The finding is directly relevant to the ADE-in-secondary-infection model (see Antibody-Dependent Enhancement): in secondary infection, anti-prM antibodies from the primary exposure would be present at high titres and cross-reactive against the new serotype, primed for potent FcγR-mediated enhancement. The 10^5-fold ADE magnitude observed in primary monocytes/DCs exceeds typical anti-E enhancement and may explain why certain secondary infections produce rapid, overwhelming viral replication.

The vaccine implication is sobering and unresolved: as of the paper’s publication, and for years afterward, all leading vaccine candidates (CYD-TDV, TAK-003, TV003) retain native prM sequences.
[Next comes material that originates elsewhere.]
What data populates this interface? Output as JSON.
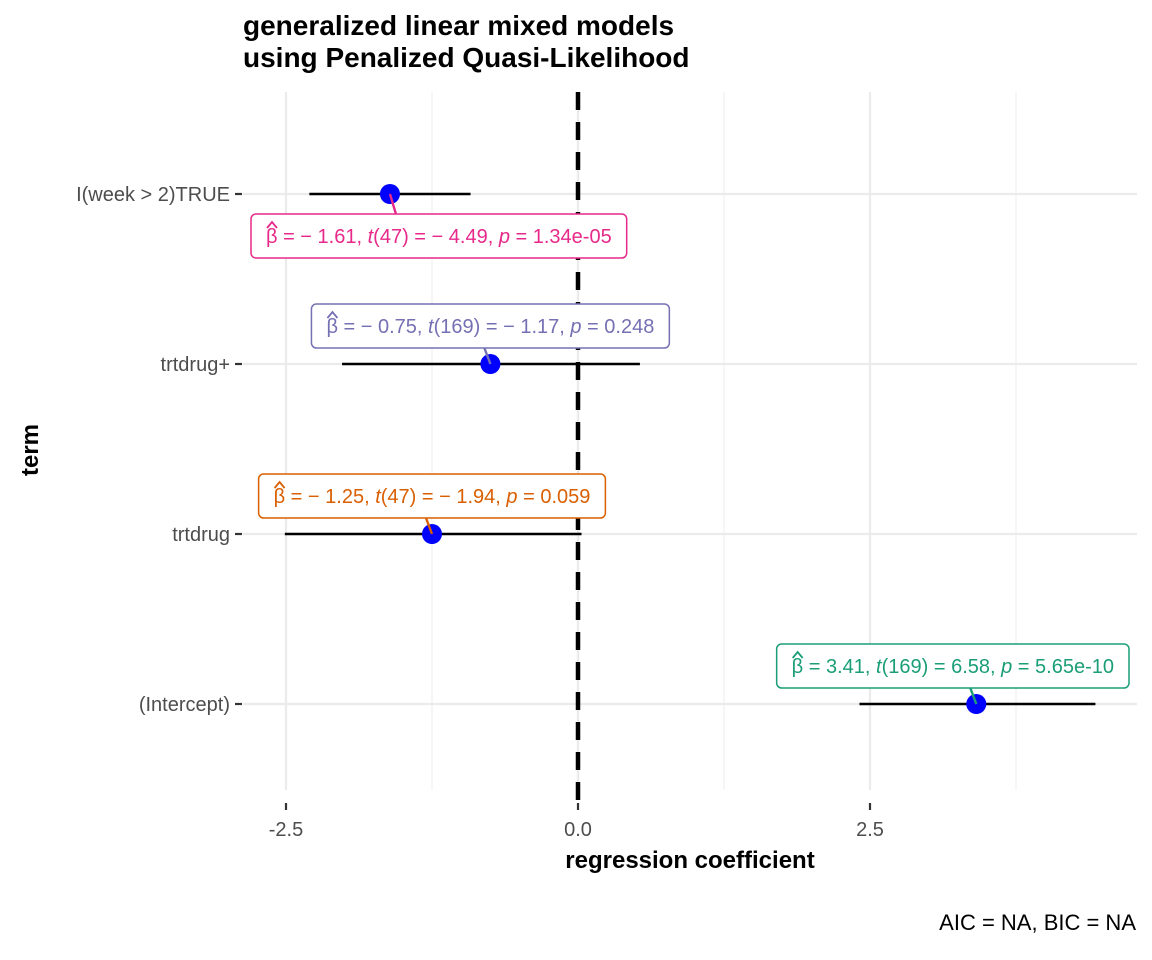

Whether any vaccine has moved toward heterologous prM design is not yet documented in this wiki.

The paper’s findings also strengthen the FcγRIIa genotype literature: if anti-prM-mediated ADE is the dominant enhancement pathway, then FcγRIIa genotype effects on ADE risk (see FcγRIIa Receptor, Garcia2010 - Asymptomatic Dengue FcγRIIa Polymorphism) should be interpreted in the context of anti-prM (not just anti-E) opsonised particles.

Questions Raised

  • Have any current vaccine candidates (post-2010) adopted heterologous or modified prM sequences to reduce anti-prM ADE risk?
  • Does anti-prM ADE in vivo operate primarily in monocytes and DCs, or also in other FcγR-bearing cells (neutrophils, NK cells)?
  • What is the kinetic relationship between anti-prM and anti-E titres across the inter-infection interval? Does anti-prM wane faster or slower? (The Bos2025 longitudinal data does not distinguish anti-prM from total XR E/prM responses.)
  • Does the 10^5-fold monocyte ADE of anti-prM translate linearly to in vivo viraemia in secondary infection, or are there homeostatic constraints?
  • Why are anti-prM antibodies so numerous (~60%) relative to anti-E, when E protein is far more abundant on the mature virion surface? Does this reflect preferential prM immunogenicity during the natural course of infection, or selection bias in the assay?